There's one thing the result at Lord's has proved: we must do everything in our power as a nation to achieve three things: world peace, the arresting of global warming, and the maintenance of Andrew Flintoff's Test career. I've got a plan:

1. Find some young strapping lad who's willing, for the sake of his country, to give up his knee for a transplant. A small fee and free tickets for every Test Match should suffice.
Andrew Flintoff

2. Give the man a shocking ultimatum: no Tests, no beer. It's as simple as that. You can do as much faffing about with Twenty20 as you like but we can guarantee your dressing-room mini-fridge will be drier than the wife's sponge cake.

3. Emotionally blackmail the bloke. Tell him if he doesn't play we're going to bring back Darren Pattinson or Liam Plunkett.
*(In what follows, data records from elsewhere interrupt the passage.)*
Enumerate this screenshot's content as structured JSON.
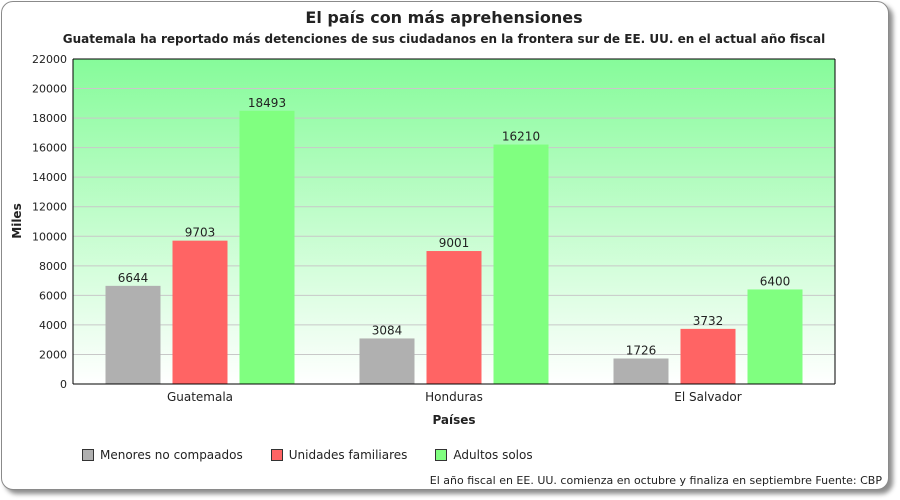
{
  "chart_data": {
    "type": "bar",
    "title": "El país con más aprehensiones",
    "subtitle": "Guatemala ha reportado más detenciones de sus ciudadanos en la frontera sur de EE. UU. en el actual año fiscal",
    "xlabel": "Países",
    "ylabel": "Miles",
    "ylim": [
      0,
      22000
    ],
    "yticks": [
      "0",
      "2000",
      "4000",
      "6000",
      "8000",
      "10000",
      "12000",
      "14000",
      "16000",
      "18000",
      "20000",
      "22000"
    ],
    "categories": [
      "Guatemala",
      "Honduras",
      "El Salvador"
    ],
    "series": [
      {
        "name": "Menores no compaados",
        "color": "#b0b0b0",
        "values": [
          6644,
          3084,
          1726
        ]
      },
      {
        "name": "Unidades familiares",
        "color": "#ff6464",
        "values": [
          9703,
          9001,
          3732
        ]
      },
      {
        "name": "Adultos solos",
        "color": "#80ff80",
        "values": [
          18493,
          16210,
          6400
        ]
      }
    ],
    "grid": true,
    "legend_position": "bottom-left",
    "footnote": "El año fiscal en EE. UU. comienza en octubre y finaliza en septiembre Fuente: CBP"
  }
}
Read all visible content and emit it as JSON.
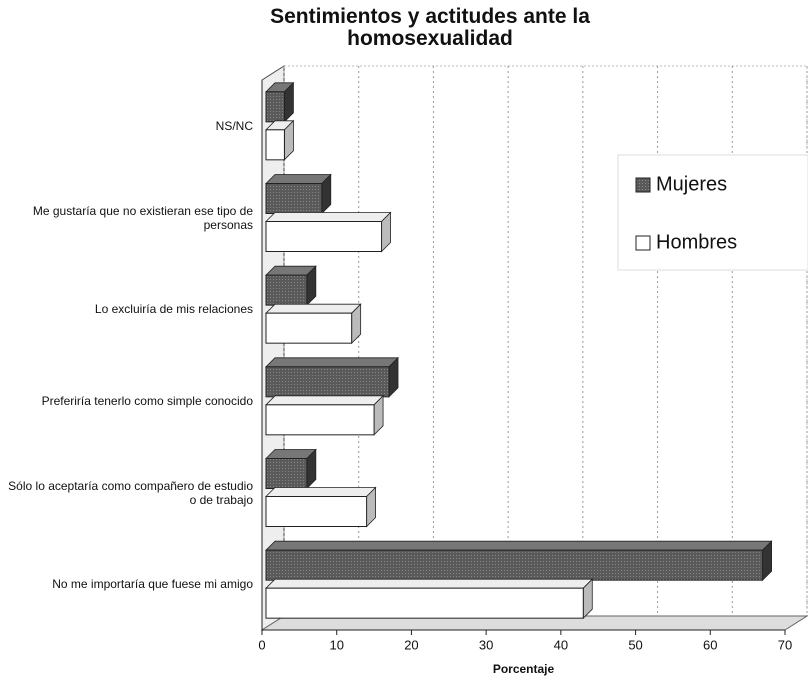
{
  "chart_data": {
    "type": "bar",
    "orientation": "horizontal",
    "title": "Sentimientos y actitudes ante la homosexualidad",
    "categories": [
      "NS/NC",
      "Me gustaría que no existieran ese tipo de personas",
      "Lo excluiría de mis relaciones",
      "Preferiría tenerlo como simple conocido",
      "Sólo lo aceptaría como compañero de estudio o de trabajo",
      "No me importaría que fuese mi amigo"
    ],
    "series": [
      {
        "name": "Mujeres",
        "color": "#5a5a5a",
        "values": [
          3,
          8,
          6,
          17,
          6,
          67
        ]
      },
      {
        "name": "Hombres",
        "color": "#ffffff",
        "values": [
          3,
          16,
          12,
          15,
          14,
          43
        ]
      }
    ],
    "xlim": [
      0,
      70
    ],
    "xticks": [
      0,
      10,
      20,
      30,
      40,
      50,
      60,
      70
    ],
    "xlabel": "Porcentaje",
    "grid": true,
    "legend": "upper right"
  }
}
Failing that we'll maintain a 24-hour vigil of sobs and wailing outside the man's house until he gives in.

Then again, maybe, just maybe, the decision not to carry on after the Ashes has freed him up to just run in and bowl like the utter BFG he is. (Big Friendly Giant, unless you're Australian).

You have to say that if there is a God then he was working in England's favour. The weather, the decisions, the fact that the Aussies displayed dodgier pulling techniques than a tipsy Teessider in a tawdry nite-spot. Even the end of play on Sunday night fitted England's bill perfectly.

This Ashes series is already developing into a classic. But if Fred's unfit, you can't see our lads taking 20 wickets every time. Remember the hoo-hah about Beckham's metatarsal? That's nowt, nowt compared to the Battle of Flintoff's Knee. (With a nod and a wink to Mr. Cink, thank God he's ours.)